Spitzenkandidat in Baden-Württemberg: Jörg Meuthen, das freundliche Gesicht der AfD
Der Spitzenkandidat der AfD in Baden-Württemberg tritt gemäßigter auf als seine Kollegen in Brandenburg, Sachsen und Thüringen.
Theoretisch weiß er, wie es geht, praktisch hat er noch Probleme. „Jemand, der Politik macht, darf nicht so sehr Dozent sein“, sagt Jörg Meuthen, Bundessprecher der „Alternative für Deutschland“, Landeschef in Baden-Württemberg und Wirtschaftsprofessor an der Verwaltungshochschule Kehl. Noch, muss man sagen, denn am Sonntag will der 54-Jährige sich in den baden-württembergischen Landtag wählen lassen. Die Chancen stehen gut, aber Wahlkampf heißt eben auch: raus aus dem Hörsaal und hinaus auf die Dörfer, wo die Bürger mit ihren Sorgen wohnen.
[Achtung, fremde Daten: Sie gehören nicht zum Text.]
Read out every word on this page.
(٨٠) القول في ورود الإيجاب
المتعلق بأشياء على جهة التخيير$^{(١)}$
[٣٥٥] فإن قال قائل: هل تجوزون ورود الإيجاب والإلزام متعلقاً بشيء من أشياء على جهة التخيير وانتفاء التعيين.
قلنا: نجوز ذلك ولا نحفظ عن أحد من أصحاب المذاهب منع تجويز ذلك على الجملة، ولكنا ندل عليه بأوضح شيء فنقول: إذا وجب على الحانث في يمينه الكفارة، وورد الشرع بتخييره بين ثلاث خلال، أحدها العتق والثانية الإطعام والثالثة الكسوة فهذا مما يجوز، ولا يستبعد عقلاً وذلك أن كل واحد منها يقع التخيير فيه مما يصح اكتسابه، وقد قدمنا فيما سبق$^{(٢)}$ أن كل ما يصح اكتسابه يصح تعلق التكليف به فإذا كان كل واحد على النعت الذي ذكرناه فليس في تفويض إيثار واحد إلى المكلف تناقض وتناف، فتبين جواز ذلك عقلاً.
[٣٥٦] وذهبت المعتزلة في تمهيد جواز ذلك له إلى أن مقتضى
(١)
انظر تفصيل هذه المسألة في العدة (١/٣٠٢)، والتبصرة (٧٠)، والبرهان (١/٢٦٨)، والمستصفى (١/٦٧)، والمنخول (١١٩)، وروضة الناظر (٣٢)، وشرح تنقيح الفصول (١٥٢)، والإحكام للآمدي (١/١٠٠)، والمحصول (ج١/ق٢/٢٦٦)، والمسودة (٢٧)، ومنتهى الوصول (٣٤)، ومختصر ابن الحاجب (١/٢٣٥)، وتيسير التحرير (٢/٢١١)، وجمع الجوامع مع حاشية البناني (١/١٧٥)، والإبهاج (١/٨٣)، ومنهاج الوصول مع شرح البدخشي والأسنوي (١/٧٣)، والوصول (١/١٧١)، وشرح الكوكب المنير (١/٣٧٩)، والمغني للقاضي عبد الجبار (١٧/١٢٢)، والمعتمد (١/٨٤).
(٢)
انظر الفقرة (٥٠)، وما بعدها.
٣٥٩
Vor einem seiner Auftritte in einem kleinen Ort bei Schwäbisch Hall bestellt Meuthen im Restaurant ein Steak mit Pilzen, der örtliche AfD-Kreischef zahlt. Gratis-Abendessen? „Das finde ich schon mal gut!“ Ansonsten hat Meuthen noch viel zu lernen, wenn er es ernst meint mit der Politik. Er weiß, dass es im Wahlkampf härter zugeht. „Aber dieses Brüllende, Volkstribunhafte, das werde ich nie machen.“ Da liegt wohl auch sein Problem, denn das mit dem Brüllen, das kriegen andere in der AfD besser hin. Frauke Petry in Sachsen, Björn Höcke in Thüringen, Alexander Gauland in Brandenburg. Deswegen weiß auch kaum jemand, wie Jörg Meuthen eigentlich aussieht.
Dieses Brüllende, Volkstribunhafte, das werde ich nie machen
Jörg Meuthen, AfD-Bundessprecher
Sätze wie „Merkel ist eine Katastrophe, sie hat ihren Amtseid verraten“ gehen ihm zwar mittlerweile flüssig über die Lippen. Aber wenn Parteivize Gauland sagt, die Flüchtlingskrise sei ein Geschenk für die AfD, sagt Meuthen, das Thema sei ihm aufgezwungen worden, man komme leider, leider nicht daran vorbei.
Das Thema beschert Meuthen auch in Baden-Württemberg volle Hallen. Und? Wie sieht er aus, der typische AfD-Wähler? Politisch, sagt Meuthen, seien es arrivierte Männer, bitter enttäuscht von der CDU. Meuthen wird mit höflichem Beifall begrüßt. Und dann sagt er einen dieser Sätze, die ihn so abheben von den Krawallmachern der östlichen Landesverbände: „Also, der Vorwurf des Rassismus“, er holt noch einmal tief Luft, „ich muss es einfach so deutlich sagen: Das ist unterstes sittliches Niveau.“
Nein, er ist kein Volkstribun, ein Demagoge schon gar nicht. Aber er gibt der AfD im Südwesten das freundliche Gesicht, das die Partei braucht, um der CDU im bürgerlichen Lager Stimmen abzujagen und sich dauerhaft auch in westdeutschen Flächenländern zu verankern. Inhaltlich, sagt er, trenne ihn aber nichts von den Kollegen im Osten.